Müslümanlara yaptığı eziyetlerden pişmanlık duyan Umeyr, bir süre sonra Mekke’ye dönüp insanları gerekirse zor kullanarak dine çağırmak için Resûl-i Ekrem’den izin istedi ve Müslümanlığı kabul eden oğlu Vehb’i de yanına alıp Mekke’ye döndü. Şehre vardığında Safvân’ın yanına uğramadan evine gidince Safvân onun müslüman olduğunu anladı ve kendisine ağır hakaretlerde bulundu. Mekkeliler’i İslâm’a davet eden Umeyr kendisini engellemek isteyen şehrin ileri gelenlerine çok sert şekilde karşılık verdi, onun sayesinde pek çok kişi İslâm’a girdi. Müslümanlığına vesile olduğu kişilerle birlikte Uhud Gazvesi’nden önce Medine’ye hicret etti. Fetih günü Mekke’ye geldi; kendisiyle konuşmamaya yemin eden Safvân b. Ümeyye’nin İslâmiyet’i kabul etmesini istiyordu. Ancak Safvân can korkusuyla Mekke’den kaçmıştı. Resûl-i Ekrem, Mekke’ye girerken giydiği sarığı veya bir hırkasını Umeyr’e teslim etti ve Safvân’a eman verildiğini bildirmek üzere onu arkasından gönderdi. Umeyr, Şuaybe Limanı’nda gemiye binmekte iken Safvân’a yetişti, onu ikna edip Mekke’ye götürdü, affedilmesine ve bir süre sonra İslâm’ı benimsemesine vesile oldu.
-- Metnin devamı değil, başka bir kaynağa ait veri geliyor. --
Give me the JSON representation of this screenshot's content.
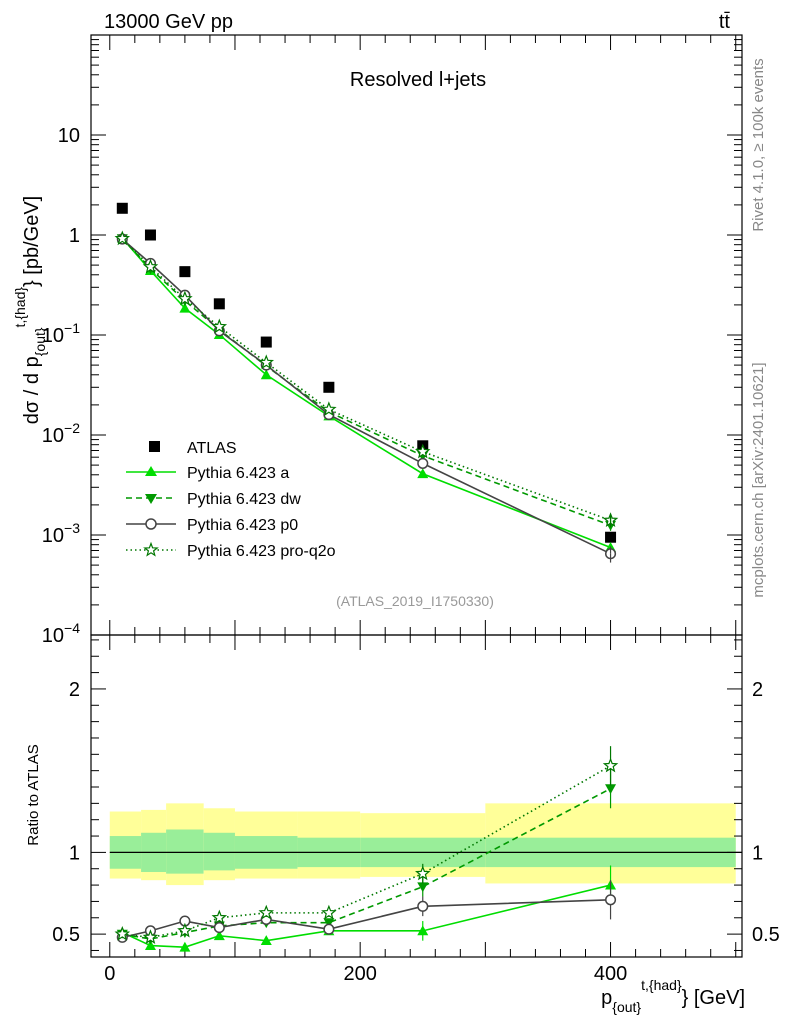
{
  "header": {
    "energy_label": "13000 GeV pp",
    "process_label": "tt̄"
  },
  "side_labels": {
    "rivet": "Rivet 4.1.0, ≥ 100k events",
    "source": "mcplots.cern.ch [arXiv:2401.10621]"
  },
  "legend_items": [
    {
      "label": "ATLAS"
    },
    {
      "label": "Pythia 6.423 a"
    },
    {
      "label": "Pythia 6.423 dw"
    },
    {
      "label": "Pythia 6.423 p0"
    },
    {
      "label": "Pythia 6.423 pro-q2o"
    }
  ],
  "chart_data": [
    {
      "type": "scatter",
      "panel": "main",
      "title": "Resolved l+jets",
      "analysis_tag": "(ATLAS_2019_I1750330)",
      "ylabel_main": "dσ / d p",
      "ylabel_sub": "{out}",
      "ylabel_sup": "t,{had}",
      "ylabel_unit": "} [pb/GeV]",
      "yscale": "log",
      "ylim": [
        0.0001,
        100
      ],
      "xlim": [
        -15,
        505
      ],
      "legend_position": "lower-left",
      "y_tick_labels": [
        {
          "value": 10,
          "base": "10",
          "exp": ""
        },
        {
          "value": 1,
          "base": "1",
          "exp": ""
        },
        {
          "value": 0.1,
          "base": "10",
          "exp": "−1"
        },
        {
          "value": 0.01,
          "base": "10",
          "exp": "−2"
        },
        {
          "value": 0.001,
          "base": "10",
          "exp": "−3"
        },
        {
          "value": 0.0001,
          "base": "10",
          "exp": "−4"
        }
      ],
      "x": [
        10,
        32.5,
        60,
        87.5,
        125,
        175,
        250,
        400
      ],
      "series": [
        {
          "name": "ATLAS",
          "color": "#000000",
          "marker": "square",
          "line": "none",
          "values": [
            1.85,
            1.0,
            0.43,
            0.205,
            0.085,
            0.03,
            0.0078,
            0.00095
          ]
        },
        {
          "name": "Pythia 6.423 a",
          "color": "#00dd00",
          "marker": "triangle-up",
          "line": "solid",
          "values": [
            0.93,
            0.44,
            0.185,
            0.101,
            0.04,
            0.0155,
            0.0041,
            0.00075
          ]
        },
        {
          "name": "Pythia 6.423 dw",
          "color": "#009900",
          "marker": "triangle-down",
          "line": "dashed",
          "values": [
            0.92,
            0.46,
            0.22,
            0.113,
            0.049,
            0.017,
            0.0062,
            0.00125
          ]
        },
        {
          "name": "Pythia 6.423 p0",
          "color": "#444444",
          "marker": "circle-open",
          "line": "solid",
          "values": [
            0.91,
            0.52,
            0.25,
            0.11,
            0.05,
            0.016,
            0.0052,
            0.00065
          ]
        },
        {
          "name": "Pythia 6.423 pro-q2o",
          "color": "#007700",
          "marker": "star-open",
          "line": "dotted",
          "values": [
            0.92,
            0.48,
            0.23,
            0.121,
            0.053,
            0.018,
            0.0068,
            0.0014
          ]
        }
      ]
    },
    {
      "type": "scatter",
      "panel": "ratio",
      "ylabel": "Ratio to ATLAS",
      "xlabel_main": "p",
      "xlabel_sub": "{out}",
      "xlabel_sup": "t,{had}",
      "xlabel_unit": "} [GeV]",
      "ylim": [
        0.36,
        2.33
      ],
      "xlim": [
        -15,
        505
      ],
      "y_ticks": [
        0.5,
        1,
        2
      ],
      "y_tick_labels": [
        "0.5",
        "1",
        "2"
      ],
      "x_ticks": [
        0,
        200,
        400
      ],
      "x_tick_labels": [
        "0",
        "200",
        "400"
      ],
      "bin_edges": [
        0,
        25,
        45,
        75,
        100,
        150,
        200,
        300,
        500
      ],
      "band_inner": [
        [
          0.9,
          1.1
        ],
        [
          0.88,
          1.12
        ],
        [
          0.87,
          1.14
        ],
        [
          0.89,
          1.12
        ],
        [
          0.9,
          1.1
        ],
        [
          0.91,
          1.09
        ],
        [
          0.91,
          1.09
        ],
        [
          0.91,
          1.09
        ]
      ],
      "band_outer": [
        [
          0.84,
          1.25
        ],
        [
          0.83,
          1.26
        ],
        [
          0.8,
          1.3
        ],
        [
          0.83,
          1.27
        ],
        [
          0.84,
          1.25
        ],
        [
          0.84,
          1.25
        ],
        [
          0.85,
          1.24
        ],
        [
          0.81,
          1.3
        ]
      ],
      "x": [
        10,
        32.5,
        60,
        87.5,
        125,
        175,
        250,
        400
      ],
      "series": [
        {
          "name": "Pythia 6.423 a",
          "color": "#00dd00",
          "marker": "triangle-up",
          "line": "solid",
          "values": [
            0.51,
            0.43,
            0.42,
            0.49,
            0.46,
            0.52,
            0.52,
            0.8
          ]
        },
        {
          "name": "Pythia 6.423 dw",
          "color": "#009900",
          "marker": "triangle-down",
          "line": "dashed",
          "values": [
            0.5,
            0.47,
            0.51,
            0.55,
            0.57,
            0.57,
            0.79,
            1.39
          ]
        },
        {
          "name": "Pythia 6.423 p0",
          "color": "#444444",
          "marker": "circle-open",
          "line": "solid",
          "values": [
            0.48,
            0.52,
            0.58,
            0.54,
            0.59,
            0.53,
            0.67,
            0.71
          ]
        },
        {
          "name": "Pythia 6.423 pro-q2o",
          "color": "#007700",
          "marker": "star-open",
          "line": "dotted",
          "values": [
            0.5,
            0.48,
            0.52,
            0.6,
            0.63,
            0.63,
            0.87,
            1.53
          ]
        }
      ]
    }
  ]
}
Huneyn Gazvesi’nin ardından Hz. Peygamber, müellefe-i kulûba ganimetten büyük miktarda bağışta bulunurken Umeyr’e de bir miktar deve verdi. Umeyr ertesi yıl Tebük Gazvesi’ne katılma hususunda ağır davrandı, ancak on gün sonra Ebû Hayseme el-Ensârî ile birlikte orduya yetişti. Hz. Ömer döneminde Amr b. Âs’a gönderilen yardımcı kuvvetlerden birine kumandanlık yaptı; İskenderiye fethinde büyük yararlıklar gösterdi; diğer bazı şehirlerin fethine de katıldı. Hz. Osman’ın hilâfetinin ilk yıllarında vefat etti. Resûlullah’ın halası Ervâ bint Abdülmuttalib ve Rukayka bint Kelede ile evlenen Umeyr’in Tuleyb, Vehb, Ümeyye, Übey ve Fâtıma adlı beş çocuğu vardı. Resûl-i Ekrem, Umeyr’in oğlu Vehb için tıpkı Ebû Hüreyre’ye yaptığı gibi ridâsını yayıp hayır duada bulunmuştur.

BİBLİYOGRAFYA:

İbn Hişâm, es-Sîre2, II, 661-662, 702-705; IV, 1260, 1344-1348, 1372-1373; İbn Sa‘d, eŧ-Ŧabaķāt, IV, 199-201; İbn Ebû Hâtim, el-Cerĥ ve’t-taǾdîl, VI, 378; İbn Hibbân, eŝ-Ŝiķāt, I, 163-166; III, 205; İbn Abdülber, el-İstîǾâb (Bicâvî), III, 1221-1223; İbnü’l-Esîr, Üsdü’l-ġābe (Bennâ), IV, 300-301; Zehebî, AǾlâmü’n-nübelâǿ, II, 272; İbn Hacer, el-İśâbe, III, 36-37, 643; Köksal, İslâm Tarihi (Medine), II, 217-220.